NEW YORK/LONDON (Reuters) - Gold fell around 1 percent on Tuesday as investors shed some bullish bets on expectations that the U.S. Federal Reserve may be poised to trim its bullion-friendly economic stimulus.
Palladium dropped 2 percent to a two-month low, underperforming other precious metals, as a slide below a key support level near $700 an ounce triggered technical selling, traders said.
Data showing flat U.S. consumer prices in November also pressured gold, but the lack of inflation pressures in the economy will probably not stop the Fed from scaling back its bond-buying program soon, analysts said.
“While the prospect of an immediate taper seems to be diminishing for now, it seems only inevitable that the Fed will act sooner rather than later, and the longer-term investors are still being seen to reduce their exposure to gold as a result,” said a trader at TD Securities’ precious metals desk.
Spot gold was down 0.9 percent at $1,228.54 an ounce by 1:52 p.m. EST (1852 GMT).
U.S. Comex gold futures for February delivery settled down $14.30 an ounce to $1,230.10, with trading volume about 25 percent lower than its 30-day average.
Most observers expect the U.S. central bank to keep its $85 billion-a-month bond-buying stimulus in place, but recent brisk improvements in the labor market have raised the chances that the Fed, at its December 17-18 meeting, will decide to taper its economic stimulus program as early as this month.
A run of well-received U.S. economic data, including November payrolls earlier in the month, has fueled speculation that the Fed may taper stimulus sooner rather than later.

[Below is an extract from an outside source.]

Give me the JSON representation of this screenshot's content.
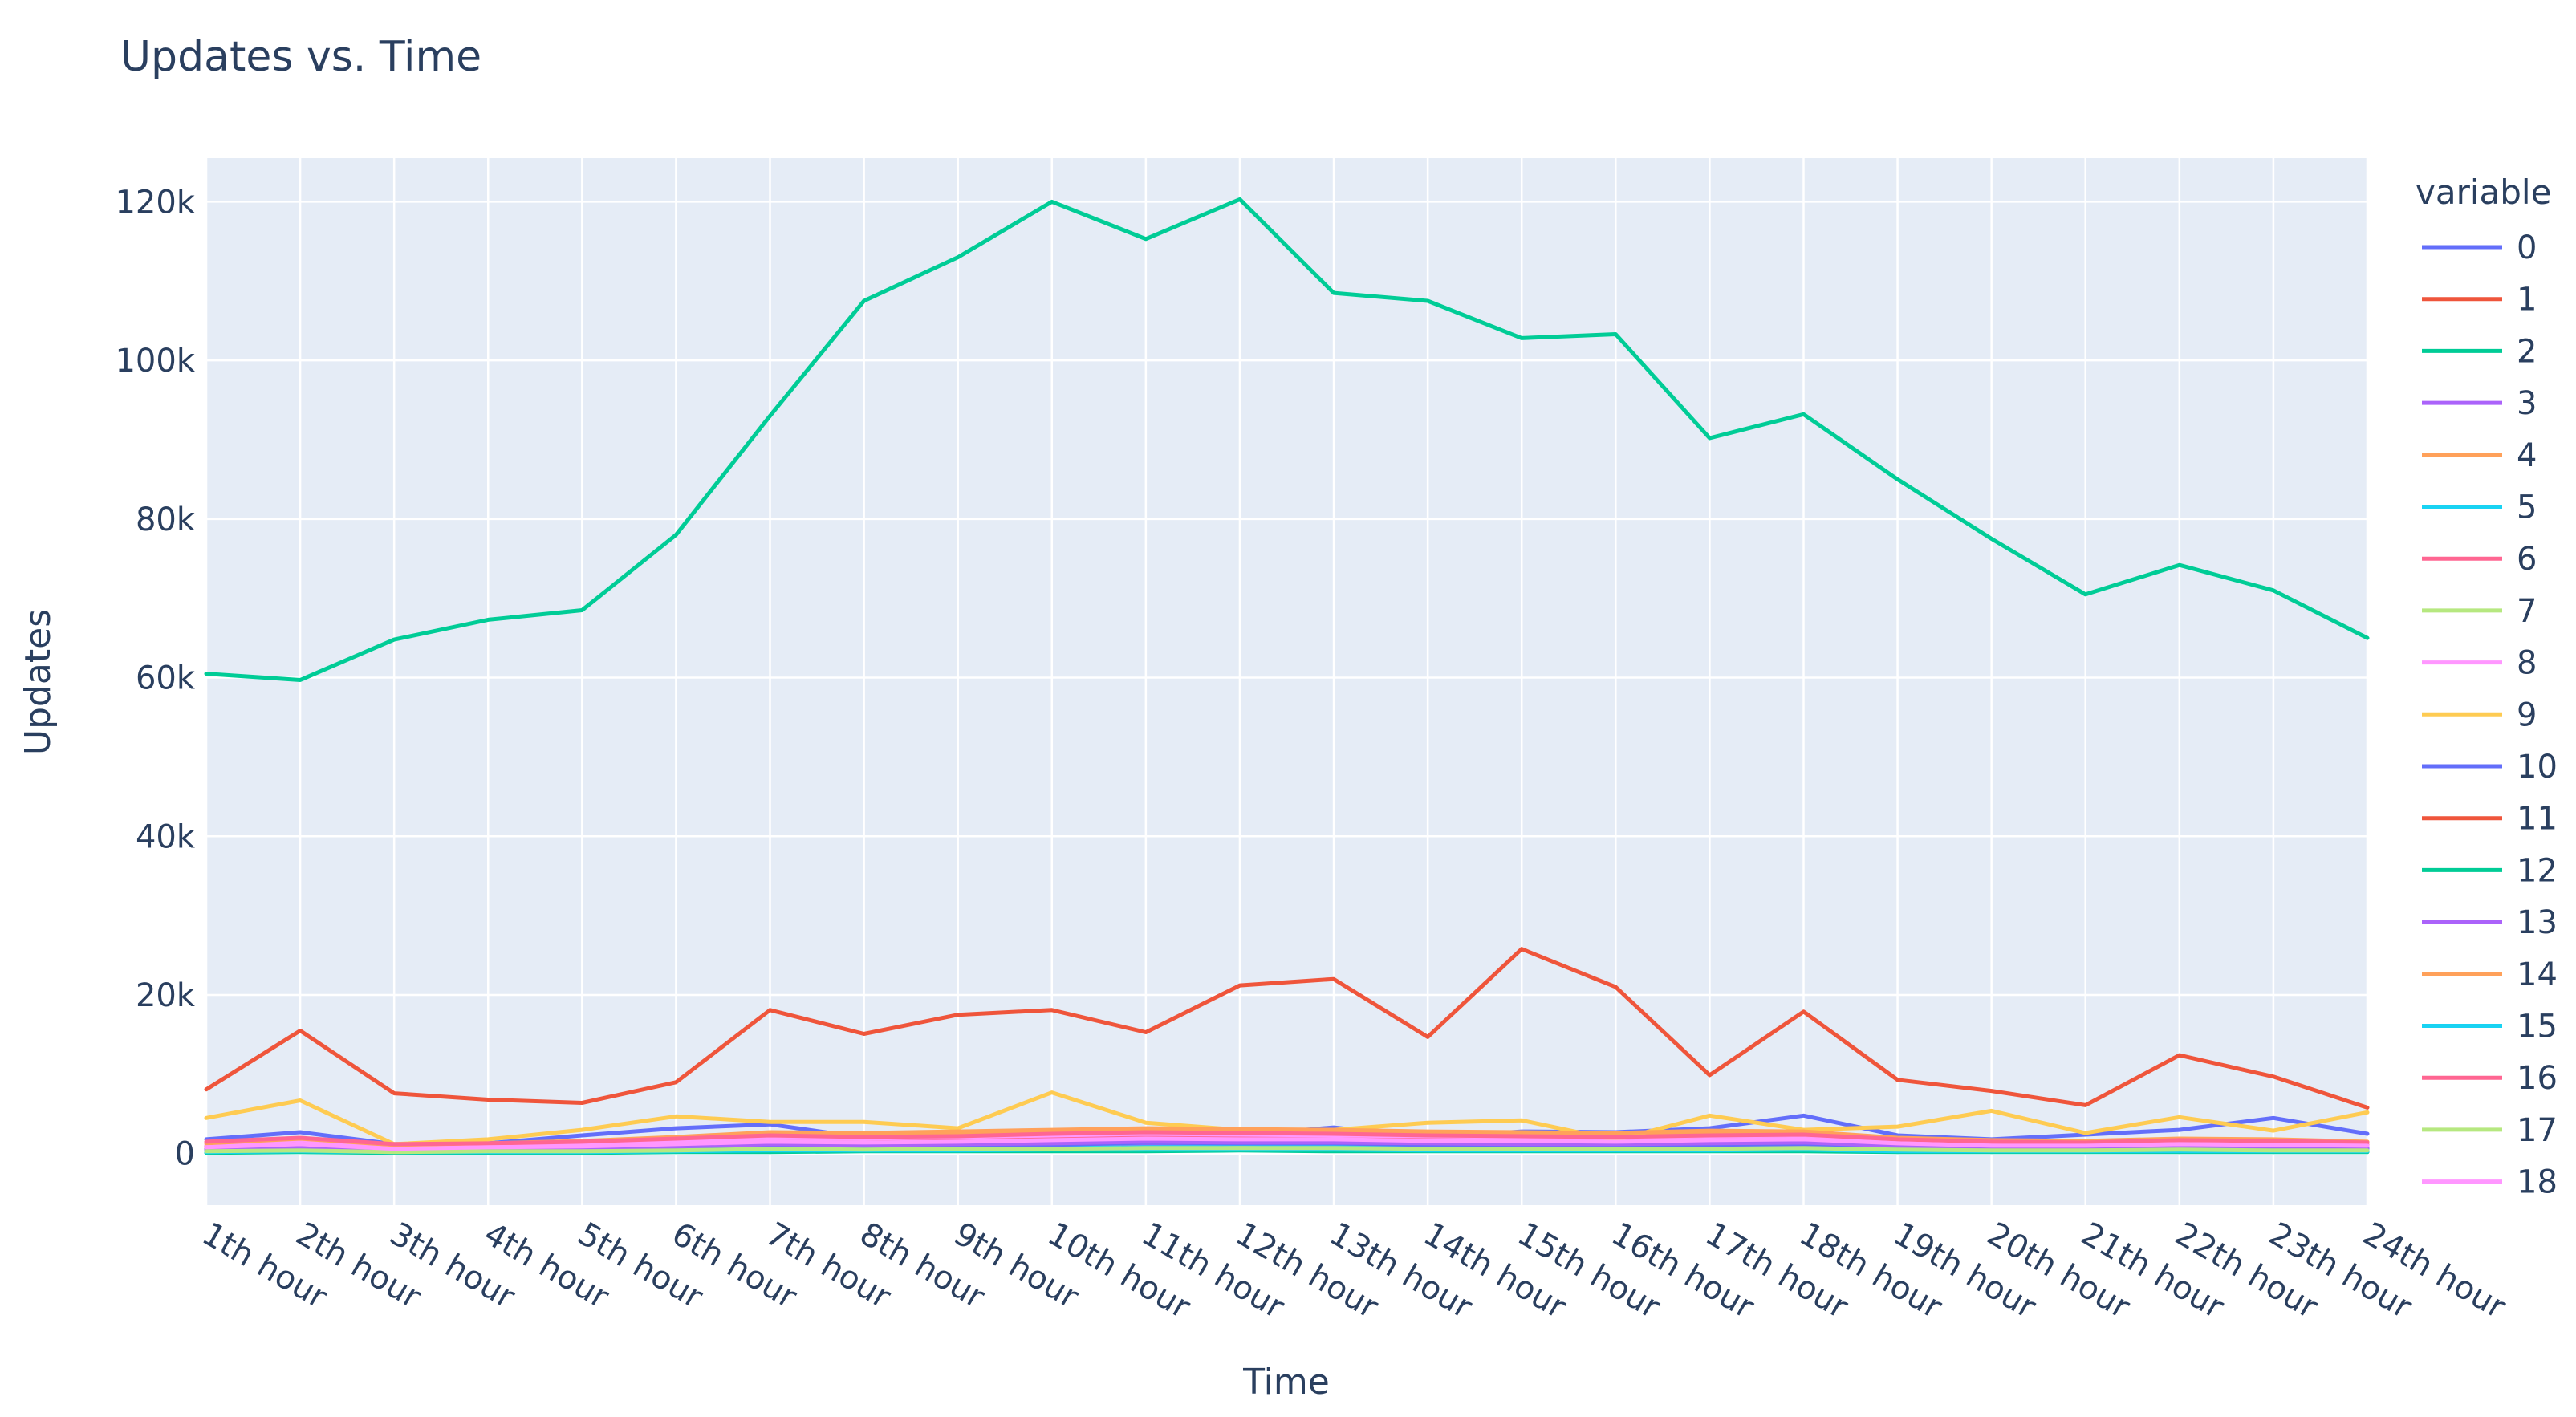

Gold prices were down 25 percent this year mainly on Fed taper fears.
Consumers of physical gold in Asia held off fresh purchases in anticipation of lower prices.
In India, buying remained low-key due to non-availability of stocks, supporting premiums.
Investment demand for physical bullion was lackluster, with the world’s largest gold-backed exchange-traded fund, the SPDR Gold Trust, posting its biggest daily outflow in nearly two months on Monday.
On Monday, the fund’s holdings were down 8.7 tonnes, or 1 percent, to 818.9 tonnes, their lowest in nearly five years.
Silver dipped 0.5 percent to $19.84 an ounce, while platinum fell 1 percent to $1,344.24 an ounce and palladium dropped 2.1 percent to $698.97 an ounce.